Fixed Point Theory and Applications
Volume 2008 (2008), Article ID 872190, 11 pages
doi:10.1155/2008/872190
Research Article
Stability of the Cauchy-Jensen Functional Equation in C∗-Algebras: A Fixed Point Approach
1Department of Mathematics, Hanyang University, Seoul 133-791, South Korea
2Department of Mathematics Education, Pusan National University, Pusan 609-735, South Korea
Received 3 April 2008; Accepted 14 May 2008
Academic Editor: Andrzej Szulkin
Copyright © 2008 Choonkil Park and Jong Su An.

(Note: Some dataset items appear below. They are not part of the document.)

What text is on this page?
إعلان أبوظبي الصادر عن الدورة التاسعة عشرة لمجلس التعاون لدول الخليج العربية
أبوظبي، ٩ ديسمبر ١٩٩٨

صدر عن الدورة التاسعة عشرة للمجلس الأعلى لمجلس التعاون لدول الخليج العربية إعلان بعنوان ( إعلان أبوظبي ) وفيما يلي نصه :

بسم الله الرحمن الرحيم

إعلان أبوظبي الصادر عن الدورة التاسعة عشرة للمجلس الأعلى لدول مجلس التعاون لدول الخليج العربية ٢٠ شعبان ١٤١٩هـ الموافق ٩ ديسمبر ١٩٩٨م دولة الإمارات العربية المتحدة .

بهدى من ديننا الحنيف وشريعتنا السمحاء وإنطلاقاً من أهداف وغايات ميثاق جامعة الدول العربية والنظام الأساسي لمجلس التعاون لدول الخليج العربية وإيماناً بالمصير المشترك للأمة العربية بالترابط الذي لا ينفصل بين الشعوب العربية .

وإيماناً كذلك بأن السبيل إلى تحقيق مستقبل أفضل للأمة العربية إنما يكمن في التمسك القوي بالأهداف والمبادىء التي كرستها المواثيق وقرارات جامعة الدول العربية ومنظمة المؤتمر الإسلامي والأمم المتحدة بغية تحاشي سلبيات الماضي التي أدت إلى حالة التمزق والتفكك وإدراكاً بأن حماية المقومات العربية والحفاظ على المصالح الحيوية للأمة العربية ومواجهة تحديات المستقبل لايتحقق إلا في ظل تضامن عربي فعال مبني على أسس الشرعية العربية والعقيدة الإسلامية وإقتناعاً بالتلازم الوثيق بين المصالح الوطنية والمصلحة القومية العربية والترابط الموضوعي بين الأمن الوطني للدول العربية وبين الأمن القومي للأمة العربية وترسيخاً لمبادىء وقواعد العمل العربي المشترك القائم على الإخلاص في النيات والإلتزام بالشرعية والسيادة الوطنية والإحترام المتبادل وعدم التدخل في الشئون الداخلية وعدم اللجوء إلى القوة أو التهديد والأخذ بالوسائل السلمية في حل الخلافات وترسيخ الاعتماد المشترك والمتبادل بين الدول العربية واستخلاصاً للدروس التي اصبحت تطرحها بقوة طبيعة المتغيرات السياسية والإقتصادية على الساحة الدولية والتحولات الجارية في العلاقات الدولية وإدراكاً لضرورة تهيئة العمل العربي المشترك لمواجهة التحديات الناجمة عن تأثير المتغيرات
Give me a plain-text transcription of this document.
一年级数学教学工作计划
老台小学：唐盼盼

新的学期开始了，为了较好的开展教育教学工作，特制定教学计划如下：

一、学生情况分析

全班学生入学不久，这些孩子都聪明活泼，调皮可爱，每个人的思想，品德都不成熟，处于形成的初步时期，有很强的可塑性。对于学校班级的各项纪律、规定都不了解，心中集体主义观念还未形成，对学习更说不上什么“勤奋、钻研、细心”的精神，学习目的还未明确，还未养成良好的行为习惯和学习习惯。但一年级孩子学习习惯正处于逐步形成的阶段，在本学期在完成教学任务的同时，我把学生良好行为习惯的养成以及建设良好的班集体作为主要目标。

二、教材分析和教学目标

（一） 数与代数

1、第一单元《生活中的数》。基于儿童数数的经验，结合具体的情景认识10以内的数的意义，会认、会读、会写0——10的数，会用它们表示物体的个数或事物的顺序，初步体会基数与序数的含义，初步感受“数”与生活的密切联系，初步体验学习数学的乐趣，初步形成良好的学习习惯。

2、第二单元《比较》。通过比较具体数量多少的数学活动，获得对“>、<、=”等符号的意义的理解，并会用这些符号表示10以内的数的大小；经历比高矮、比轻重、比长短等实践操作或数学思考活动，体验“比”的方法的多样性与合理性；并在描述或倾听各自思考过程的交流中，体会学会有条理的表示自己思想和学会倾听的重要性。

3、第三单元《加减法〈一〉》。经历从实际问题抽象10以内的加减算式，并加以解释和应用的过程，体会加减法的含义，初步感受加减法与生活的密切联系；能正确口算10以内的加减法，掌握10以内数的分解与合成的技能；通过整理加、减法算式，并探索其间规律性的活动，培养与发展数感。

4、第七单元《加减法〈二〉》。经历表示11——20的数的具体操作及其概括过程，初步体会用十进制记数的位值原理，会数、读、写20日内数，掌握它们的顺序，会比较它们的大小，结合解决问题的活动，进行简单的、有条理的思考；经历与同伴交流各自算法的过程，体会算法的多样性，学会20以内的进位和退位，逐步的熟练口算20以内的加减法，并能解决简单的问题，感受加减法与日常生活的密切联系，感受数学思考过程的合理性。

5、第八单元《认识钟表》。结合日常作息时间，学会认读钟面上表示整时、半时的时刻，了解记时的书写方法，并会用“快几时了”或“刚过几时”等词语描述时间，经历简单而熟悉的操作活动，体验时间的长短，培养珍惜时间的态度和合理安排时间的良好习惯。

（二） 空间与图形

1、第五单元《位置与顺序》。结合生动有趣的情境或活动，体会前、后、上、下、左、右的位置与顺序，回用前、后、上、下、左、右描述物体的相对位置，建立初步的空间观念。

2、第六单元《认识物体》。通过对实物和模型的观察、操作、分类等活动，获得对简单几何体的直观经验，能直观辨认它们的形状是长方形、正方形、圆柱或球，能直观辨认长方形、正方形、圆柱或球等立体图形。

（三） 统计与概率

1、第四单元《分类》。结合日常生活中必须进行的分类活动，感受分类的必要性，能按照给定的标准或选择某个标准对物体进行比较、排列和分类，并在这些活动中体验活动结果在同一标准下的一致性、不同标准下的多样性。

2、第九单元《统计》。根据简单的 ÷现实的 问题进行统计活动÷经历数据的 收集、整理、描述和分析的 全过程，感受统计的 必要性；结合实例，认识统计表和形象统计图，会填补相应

This is an open access article distributed under the Creative Commons Attribution License, which permits unrestricted use, distribution, and reproduction in any medium, provided the original work is properly cited.
Abstract
we prove the Hyers-Ulam-Rassias stability of C∗-algebra
homomorphisms and of generalized derivations on C∗-algebras for the following
Cauchy-Jensen functional equation 2f((x+y)/2+z)=f(x)+f(y)+2f(z), which was introduced and investigated by Baak (2006). The concept of Hyers-Ulam-Rassias stability originated from the stability theorem of Th. M. Rassias that appeared in (1978).